Thomas P. D’Agostino, administrator of the National Nuclear Security Administration, announced Friday that he will retire.

In a statement, D’Agostino said he will retire Jan. 18, the end of President Barack Obama’s first term. He has been NNSA administrator and undersecretary for nuclear security for more than five years as well as deputy administrator for defense programs for two years.

“After more than 36 years of service … my wife Beth and I have decided the timing is right for me to leave federal service,” D’Agostino said in a statement. “This was a difficult decision for me as I am committed to serving our country, committed to the missions of the NNSA, the Environmental Management Organization, the Office of Legacy Management, and I am committed to you in carrying out this mission. However, I have an equally important commitment to my wife and family and I am a strong believer that organizations are healthier when leadership changes on a periodic basis.”
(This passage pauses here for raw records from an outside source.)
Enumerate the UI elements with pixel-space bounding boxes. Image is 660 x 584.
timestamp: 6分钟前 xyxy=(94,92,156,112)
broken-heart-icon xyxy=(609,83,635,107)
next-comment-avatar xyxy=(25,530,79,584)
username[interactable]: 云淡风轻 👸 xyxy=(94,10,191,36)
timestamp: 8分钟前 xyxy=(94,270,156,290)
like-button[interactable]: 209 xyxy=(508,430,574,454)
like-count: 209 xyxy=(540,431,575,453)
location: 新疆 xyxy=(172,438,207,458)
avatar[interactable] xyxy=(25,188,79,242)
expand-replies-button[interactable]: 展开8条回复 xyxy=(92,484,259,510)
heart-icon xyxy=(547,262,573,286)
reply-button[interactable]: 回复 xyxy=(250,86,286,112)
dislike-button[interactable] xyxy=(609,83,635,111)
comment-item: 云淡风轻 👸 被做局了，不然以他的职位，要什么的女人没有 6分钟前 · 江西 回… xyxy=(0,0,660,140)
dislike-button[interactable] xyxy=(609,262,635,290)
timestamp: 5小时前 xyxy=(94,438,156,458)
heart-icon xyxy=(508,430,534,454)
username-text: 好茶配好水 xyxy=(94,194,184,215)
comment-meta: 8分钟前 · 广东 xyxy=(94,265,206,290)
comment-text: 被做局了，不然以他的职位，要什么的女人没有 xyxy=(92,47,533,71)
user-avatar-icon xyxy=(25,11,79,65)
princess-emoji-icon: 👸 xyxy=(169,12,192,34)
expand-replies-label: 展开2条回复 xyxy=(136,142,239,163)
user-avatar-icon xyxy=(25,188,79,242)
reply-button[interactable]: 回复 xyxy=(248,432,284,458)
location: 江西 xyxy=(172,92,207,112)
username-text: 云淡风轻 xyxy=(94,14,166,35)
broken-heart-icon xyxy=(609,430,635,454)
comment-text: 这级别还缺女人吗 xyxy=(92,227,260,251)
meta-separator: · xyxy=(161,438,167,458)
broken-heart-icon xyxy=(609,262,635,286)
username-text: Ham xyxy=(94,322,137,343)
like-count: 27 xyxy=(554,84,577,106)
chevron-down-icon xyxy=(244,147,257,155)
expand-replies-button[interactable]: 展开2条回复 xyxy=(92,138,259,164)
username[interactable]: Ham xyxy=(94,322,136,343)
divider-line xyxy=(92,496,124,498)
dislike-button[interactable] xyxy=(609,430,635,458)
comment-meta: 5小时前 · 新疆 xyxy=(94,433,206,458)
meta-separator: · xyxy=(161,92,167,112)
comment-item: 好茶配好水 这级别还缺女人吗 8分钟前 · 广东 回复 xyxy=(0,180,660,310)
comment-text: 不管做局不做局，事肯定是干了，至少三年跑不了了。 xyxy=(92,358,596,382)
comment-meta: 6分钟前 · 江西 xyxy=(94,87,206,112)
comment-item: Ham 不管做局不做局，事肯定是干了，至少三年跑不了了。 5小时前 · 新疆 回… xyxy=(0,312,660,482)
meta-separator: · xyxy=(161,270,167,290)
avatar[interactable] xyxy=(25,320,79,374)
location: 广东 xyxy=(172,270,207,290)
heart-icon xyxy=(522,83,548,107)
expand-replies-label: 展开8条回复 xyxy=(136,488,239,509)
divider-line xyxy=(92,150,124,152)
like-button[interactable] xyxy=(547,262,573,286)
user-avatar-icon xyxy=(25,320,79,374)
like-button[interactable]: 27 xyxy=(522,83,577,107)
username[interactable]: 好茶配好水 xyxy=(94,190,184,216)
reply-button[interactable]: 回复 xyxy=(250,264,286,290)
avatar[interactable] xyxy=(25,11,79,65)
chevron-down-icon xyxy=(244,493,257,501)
D’Agostino visited Aiken and the Savannah River Site several times in his tenure with the NNSA. His most recent public trip was for the opening of the Biomass Cogeneration Facility in March of this year.
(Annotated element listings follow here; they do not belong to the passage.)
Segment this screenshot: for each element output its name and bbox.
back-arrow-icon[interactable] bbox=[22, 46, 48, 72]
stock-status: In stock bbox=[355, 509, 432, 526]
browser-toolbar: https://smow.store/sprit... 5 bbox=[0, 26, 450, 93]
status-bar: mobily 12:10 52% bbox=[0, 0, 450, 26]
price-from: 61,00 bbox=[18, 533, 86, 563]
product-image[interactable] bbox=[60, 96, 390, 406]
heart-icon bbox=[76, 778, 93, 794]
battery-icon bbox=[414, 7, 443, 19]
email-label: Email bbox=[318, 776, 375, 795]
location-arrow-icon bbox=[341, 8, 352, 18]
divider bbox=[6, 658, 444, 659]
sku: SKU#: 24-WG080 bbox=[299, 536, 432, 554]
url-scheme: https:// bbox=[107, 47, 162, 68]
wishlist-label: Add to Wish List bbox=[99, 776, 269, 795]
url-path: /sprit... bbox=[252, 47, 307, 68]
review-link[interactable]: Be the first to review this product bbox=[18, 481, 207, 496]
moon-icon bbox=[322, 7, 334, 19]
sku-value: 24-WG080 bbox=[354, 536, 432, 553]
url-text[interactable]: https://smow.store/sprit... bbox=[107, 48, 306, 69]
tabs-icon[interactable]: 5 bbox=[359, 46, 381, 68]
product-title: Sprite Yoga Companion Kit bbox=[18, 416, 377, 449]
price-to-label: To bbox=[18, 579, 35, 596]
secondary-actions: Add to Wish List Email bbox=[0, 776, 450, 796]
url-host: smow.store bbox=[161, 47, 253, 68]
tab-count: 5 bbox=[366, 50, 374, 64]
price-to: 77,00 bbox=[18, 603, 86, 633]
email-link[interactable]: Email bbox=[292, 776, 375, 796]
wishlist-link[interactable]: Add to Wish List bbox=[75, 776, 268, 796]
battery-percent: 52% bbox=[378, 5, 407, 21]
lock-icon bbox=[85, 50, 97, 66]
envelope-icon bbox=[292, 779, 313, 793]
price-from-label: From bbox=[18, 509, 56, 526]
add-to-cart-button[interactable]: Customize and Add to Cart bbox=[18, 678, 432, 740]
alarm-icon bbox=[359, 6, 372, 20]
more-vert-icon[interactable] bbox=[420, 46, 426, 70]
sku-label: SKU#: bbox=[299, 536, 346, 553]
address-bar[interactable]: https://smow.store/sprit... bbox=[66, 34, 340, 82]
At SRS, the NNSA operates tritium facilities to supply and process tritium, a radioactive form of hydrogen gas that is a vital component of nuclear weapons. The Tritium Extraction Facility at SRS is the only source of new tritium for the U.S. nuclear weapons stockpile.

NNSA also oversees the construction and operation of the Mixed Oxide Fuel Fabrication Facility, the Pit Disassembly and Conversion Facility and the Waste Solidification Building.

“From the reactor room on the U.S.S. Skipjack to the Roosevelt Room at the White House, Tom D’Agostino has proven himself to be a talented leader, a trusted adviser and a true confidant,” Energy Secretary Dr. Stephen Chu said. “Rising through the ranks of the U.S. Navy and then leading our nuclear security efforts here at the Department of Energy, Tom has devoted 36 years to serving and protecting the American people. He has done so with a sense of purpose that reminds us all why public service is a noble profession.”

A new undersecretary must be nominated by President Obama and approved by the Senate.

“Until the time when a fully confirmed administrator and undersecretary is in place, I ask that you give your full support to Neile Miller as she takes on the role of acting administrator and acting undersecretary for nuclear security,” D’Agostino said. Miller is the principal deputy administrator for the NNSA and the No. 2 in that organizations leadership hierarchy.

Under his watch, we have eliminated or secured hundreds of nuclear weapons worth of nuclear materials,” Chu said of D’Agostino’s work. “We have reduced the number of deployed warheads to the lowest level since the 1950s – an approximate reduction of 85 percent from the darkest days of the Cold War – while successfully maintaining the safety, security and effectiveness of a shrinking stockpile. Through EM (environmental management), we have permanently cleaned up 690 square miles of contaminated land – an area more than 30 times the size of Manhattan – and completed the cleanup of 22 transuranic waste sites across the nation, permanently eliminating an environmental risk at these sites and reducing the cost of monitoring and storing this waste.”